UKRAINE INVESTIGATIONS
A project of the open source Justice and Accountability Unit
In partnership with
On 24 February 2022, Russia launched a large-scale air and ground invasion of Ukraine. Within hours, it was clear that grave civilian harm was to be a significant feature of this conflict, with millions forced to flee and others killed or injured in their homes. Attacks have already resulted in hundreds of civilian deaths and destruction of civilian and critical infrastructure including hospitals, schools and apartment blocks.
In response to the invasion, GLAN and Bellingcat have launched a Justice & Accountability project to investigate alleged atrocity crimes taking place in Ukraine. The aim of the project is to conduct a set of open source investigations into incidents causing civilian harm occurring in Ukraine according to robust legal standards with the aim of making them available to national and international prosecutors who are gathering evidence of alleged crimes.
On 10 and 11 March 2022, GLAN and Bellingcat gathered at Bindmans LLP in London to begin planning for this long-term project, and discussed all aspects of the investigation, preservation and databasing process, including data protection and privacy concerns, so that the evidence could have the greatest possible chances of successful introduction in criminal courts as evidence.
The investigations will utilise the methodology that GLAN and Bellingcat have developed and tested through years of collaboration on the Yemen Project, which aims to practically implement best practice for open source investigations to ensure that this vital information can be used as evidence in legal accountability proceedings. The methodology has been tailored specifically to the Ukraine context for use by Bellingcat’s Justice and Accountability Unit, taking into account all legal principles and international guidelines such as the Berkeley Protocol on Digital Open Source Information.
The open source content gathered during Bellingcat’s investigations will be preserved by Mnemonic, an independent third-party organisation maintaining an archive of digital content from Ukraine, as it has done for Syria, Yemen and Sudan.
The evidence gathered through this Justice & Accountability project will in parallel be collated and arranged in an analysis database which can be searched and filtered in order to conduct legal analysis of compliance with International Humanitarian Law and International Criminal Law.
KYIV OSINT METHODOLOGY TRAINING
In February 2024, three GLAN lawyers travelled to Ukraine to deliver training to 50 Ukrainian judges, prosecutors and defence lawyers on our open source evidence methodology. They travelled with our investigative partners at Bellingcat and were invited and hosted by the European Union Advisory Mission Ukraine.

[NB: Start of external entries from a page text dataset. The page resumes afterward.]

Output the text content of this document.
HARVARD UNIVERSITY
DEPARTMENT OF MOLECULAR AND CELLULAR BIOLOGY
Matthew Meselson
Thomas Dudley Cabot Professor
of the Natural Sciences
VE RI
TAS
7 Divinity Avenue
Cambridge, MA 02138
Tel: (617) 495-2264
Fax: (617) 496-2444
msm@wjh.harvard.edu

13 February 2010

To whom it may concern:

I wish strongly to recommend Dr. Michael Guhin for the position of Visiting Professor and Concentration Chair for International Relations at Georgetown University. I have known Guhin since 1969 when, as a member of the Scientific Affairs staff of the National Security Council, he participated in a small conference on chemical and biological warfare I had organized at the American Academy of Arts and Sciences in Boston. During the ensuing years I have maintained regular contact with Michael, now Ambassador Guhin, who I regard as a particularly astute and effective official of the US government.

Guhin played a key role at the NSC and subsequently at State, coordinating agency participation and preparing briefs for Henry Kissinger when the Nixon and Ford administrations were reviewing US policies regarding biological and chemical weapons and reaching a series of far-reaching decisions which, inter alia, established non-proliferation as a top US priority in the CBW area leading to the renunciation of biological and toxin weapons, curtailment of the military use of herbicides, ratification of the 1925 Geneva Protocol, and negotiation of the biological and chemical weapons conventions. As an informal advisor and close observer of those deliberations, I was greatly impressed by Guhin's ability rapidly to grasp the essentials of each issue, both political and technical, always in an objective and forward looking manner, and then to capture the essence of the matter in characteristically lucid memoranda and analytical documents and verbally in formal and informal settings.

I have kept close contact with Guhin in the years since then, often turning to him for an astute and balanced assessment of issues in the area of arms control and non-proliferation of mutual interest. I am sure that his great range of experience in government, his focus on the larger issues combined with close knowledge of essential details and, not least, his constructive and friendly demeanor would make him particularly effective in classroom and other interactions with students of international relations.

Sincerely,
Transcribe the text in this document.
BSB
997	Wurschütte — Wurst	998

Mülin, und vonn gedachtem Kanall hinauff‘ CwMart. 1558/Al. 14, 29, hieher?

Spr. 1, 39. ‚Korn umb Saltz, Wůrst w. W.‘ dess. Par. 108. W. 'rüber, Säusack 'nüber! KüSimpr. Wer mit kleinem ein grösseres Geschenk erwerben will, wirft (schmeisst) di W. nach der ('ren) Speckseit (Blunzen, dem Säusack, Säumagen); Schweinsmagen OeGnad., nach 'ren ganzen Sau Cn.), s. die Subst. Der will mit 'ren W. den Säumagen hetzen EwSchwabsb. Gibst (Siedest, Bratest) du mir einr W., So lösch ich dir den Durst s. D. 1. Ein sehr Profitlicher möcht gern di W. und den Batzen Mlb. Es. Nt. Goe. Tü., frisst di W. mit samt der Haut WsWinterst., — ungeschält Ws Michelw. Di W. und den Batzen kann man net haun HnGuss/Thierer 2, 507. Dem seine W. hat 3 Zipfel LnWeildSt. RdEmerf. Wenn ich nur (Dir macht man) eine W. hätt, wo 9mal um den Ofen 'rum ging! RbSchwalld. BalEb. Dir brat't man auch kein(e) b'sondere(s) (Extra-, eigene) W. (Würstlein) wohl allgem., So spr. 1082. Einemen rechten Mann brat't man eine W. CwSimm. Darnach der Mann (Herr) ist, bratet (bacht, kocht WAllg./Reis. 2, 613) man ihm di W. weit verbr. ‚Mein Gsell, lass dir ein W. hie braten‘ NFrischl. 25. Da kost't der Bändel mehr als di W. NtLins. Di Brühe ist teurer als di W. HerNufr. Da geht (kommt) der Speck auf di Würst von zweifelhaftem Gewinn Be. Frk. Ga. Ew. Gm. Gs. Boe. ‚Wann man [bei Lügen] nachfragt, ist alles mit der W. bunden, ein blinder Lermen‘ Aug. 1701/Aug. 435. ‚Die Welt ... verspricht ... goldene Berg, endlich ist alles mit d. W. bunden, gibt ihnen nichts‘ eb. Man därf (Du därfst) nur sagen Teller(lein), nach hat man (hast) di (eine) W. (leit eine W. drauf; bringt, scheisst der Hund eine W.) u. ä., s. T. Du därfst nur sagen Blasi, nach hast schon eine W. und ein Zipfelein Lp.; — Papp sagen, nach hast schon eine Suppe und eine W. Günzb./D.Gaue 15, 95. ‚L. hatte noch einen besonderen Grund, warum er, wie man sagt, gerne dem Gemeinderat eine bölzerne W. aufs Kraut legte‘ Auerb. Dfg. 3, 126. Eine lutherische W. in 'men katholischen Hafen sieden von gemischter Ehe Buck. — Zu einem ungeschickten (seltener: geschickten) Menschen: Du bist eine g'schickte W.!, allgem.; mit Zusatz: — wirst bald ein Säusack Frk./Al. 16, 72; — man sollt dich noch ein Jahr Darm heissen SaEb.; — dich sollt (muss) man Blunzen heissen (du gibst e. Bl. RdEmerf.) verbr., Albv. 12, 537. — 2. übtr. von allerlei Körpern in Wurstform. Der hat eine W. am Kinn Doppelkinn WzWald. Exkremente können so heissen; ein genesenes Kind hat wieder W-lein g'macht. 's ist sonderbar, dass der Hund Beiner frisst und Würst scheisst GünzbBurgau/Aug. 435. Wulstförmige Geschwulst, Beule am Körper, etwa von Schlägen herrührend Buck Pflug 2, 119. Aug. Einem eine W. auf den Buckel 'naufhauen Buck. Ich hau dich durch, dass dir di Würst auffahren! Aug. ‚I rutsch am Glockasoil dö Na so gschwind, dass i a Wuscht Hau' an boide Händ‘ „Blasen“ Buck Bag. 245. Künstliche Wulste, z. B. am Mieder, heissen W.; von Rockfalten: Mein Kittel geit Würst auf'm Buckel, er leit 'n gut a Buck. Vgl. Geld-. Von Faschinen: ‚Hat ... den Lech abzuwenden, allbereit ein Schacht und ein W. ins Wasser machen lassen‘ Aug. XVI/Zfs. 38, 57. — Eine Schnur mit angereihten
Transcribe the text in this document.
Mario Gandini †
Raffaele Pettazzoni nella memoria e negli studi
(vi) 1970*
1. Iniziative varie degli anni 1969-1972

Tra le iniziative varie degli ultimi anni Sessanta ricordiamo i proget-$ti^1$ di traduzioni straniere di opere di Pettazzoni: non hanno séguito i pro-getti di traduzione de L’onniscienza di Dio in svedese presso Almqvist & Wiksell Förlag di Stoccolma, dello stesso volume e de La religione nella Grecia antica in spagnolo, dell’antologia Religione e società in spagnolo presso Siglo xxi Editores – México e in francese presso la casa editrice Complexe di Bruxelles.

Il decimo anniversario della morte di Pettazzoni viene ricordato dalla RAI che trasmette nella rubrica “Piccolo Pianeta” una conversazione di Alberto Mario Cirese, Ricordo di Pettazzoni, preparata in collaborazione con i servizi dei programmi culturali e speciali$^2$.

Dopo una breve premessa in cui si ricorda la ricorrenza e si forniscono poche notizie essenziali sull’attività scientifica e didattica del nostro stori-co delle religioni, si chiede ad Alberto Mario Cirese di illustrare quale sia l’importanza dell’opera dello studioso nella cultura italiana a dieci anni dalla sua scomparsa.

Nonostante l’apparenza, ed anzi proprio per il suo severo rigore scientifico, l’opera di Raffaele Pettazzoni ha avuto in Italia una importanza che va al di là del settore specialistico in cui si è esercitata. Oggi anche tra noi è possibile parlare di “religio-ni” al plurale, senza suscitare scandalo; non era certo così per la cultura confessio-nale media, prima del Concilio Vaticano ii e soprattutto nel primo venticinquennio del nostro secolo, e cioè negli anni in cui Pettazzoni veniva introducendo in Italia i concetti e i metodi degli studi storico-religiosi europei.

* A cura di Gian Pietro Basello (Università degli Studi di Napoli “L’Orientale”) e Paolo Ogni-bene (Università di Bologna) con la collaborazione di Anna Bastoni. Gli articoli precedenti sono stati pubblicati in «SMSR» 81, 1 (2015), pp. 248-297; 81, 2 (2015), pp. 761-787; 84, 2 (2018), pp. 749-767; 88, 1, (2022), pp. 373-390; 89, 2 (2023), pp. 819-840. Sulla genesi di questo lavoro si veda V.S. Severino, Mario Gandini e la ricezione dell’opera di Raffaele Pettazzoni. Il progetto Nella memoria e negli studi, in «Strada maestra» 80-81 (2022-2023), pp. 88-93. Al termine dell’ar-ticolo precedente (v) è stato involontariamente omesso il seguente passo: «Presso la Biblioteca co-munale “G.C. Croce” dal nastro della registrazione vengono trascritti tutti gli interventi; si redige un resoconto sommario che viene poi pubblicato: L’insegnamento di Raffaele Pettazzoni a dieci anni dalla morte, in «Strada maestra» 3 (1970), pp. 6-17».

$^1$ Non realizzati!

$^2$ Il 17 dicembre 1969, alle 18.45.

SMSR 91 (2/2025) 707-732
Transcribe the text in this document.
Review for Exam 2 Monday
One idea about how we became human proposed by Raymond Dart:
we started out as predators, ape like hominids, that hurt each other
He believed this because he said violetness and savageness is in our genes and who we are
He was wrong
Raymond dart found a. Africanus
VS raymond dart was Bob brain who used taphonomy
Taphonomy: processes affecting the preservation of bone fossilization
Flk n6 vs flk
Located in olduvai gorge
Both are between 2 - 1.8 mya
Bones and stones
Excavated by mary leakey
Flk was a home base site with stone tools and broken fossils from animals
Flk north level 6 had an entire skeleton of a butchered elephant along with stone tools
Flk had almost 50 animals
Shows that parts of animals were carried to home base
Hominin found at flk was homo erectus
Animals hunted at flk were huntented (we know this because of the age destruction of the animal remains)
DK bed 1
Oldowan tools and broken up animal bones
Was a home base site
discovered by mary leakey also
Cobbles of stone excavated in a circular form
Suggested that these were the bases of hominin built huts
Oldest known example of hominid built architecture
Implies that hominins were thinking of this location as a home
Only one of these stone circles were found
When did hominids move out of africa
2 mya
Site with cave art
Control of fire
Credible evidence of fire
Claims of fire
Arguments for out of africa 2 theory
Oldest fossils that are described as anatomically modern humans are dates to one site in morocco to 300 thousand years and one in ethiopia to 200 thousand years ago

Over the past six months, our team have designed a training course which addresses how to gather open source information from social media and use it as part of criminal proceedings in war crime cases. At last week’s training in Kyiv there were representatives from the Office of the Prosecutor General, Kyiv Regional Prosecutor’s Office, the Supreme Court, the High Anti-Corruption Court, district courts, the Defence Skilled Attorneys Group and other defence lawyers.
The feedback our team received from some of the prosecutors was that this knowledge could transform which cases they are able to take forward and how they assess evidence. Attendees were particularly excited about the possibility of using open source information as evidence in occupied territories, where collecting other forms of evidence is extremely hard. Our team also received positive feedback from the six Supreme Court Judges who attended. Part of our training programme included a session delivered by Judge Joanna Korner of the International Criminal Court who advised the legal community to “grasp the nettle” and harness the plethora of unavoidable, and incredibly valuable, open source evidence that is everywhere in the modern digital age.
We are already discussing a return trip with the EUAM to deliver training to a wider cohort of Ukrainian legal professionals working on war crimes. We intend to revise our training course to reflect the discussions and feedback from this trip, and to be applicable to all experience levels.
There are currently more than 100,000 open war crimes cases in Ukraine. With our training, Ukrainian lawyers and judges are better equipped to process the streams of open source evidence to ensure accountability is secured against perpetrators of war crimes.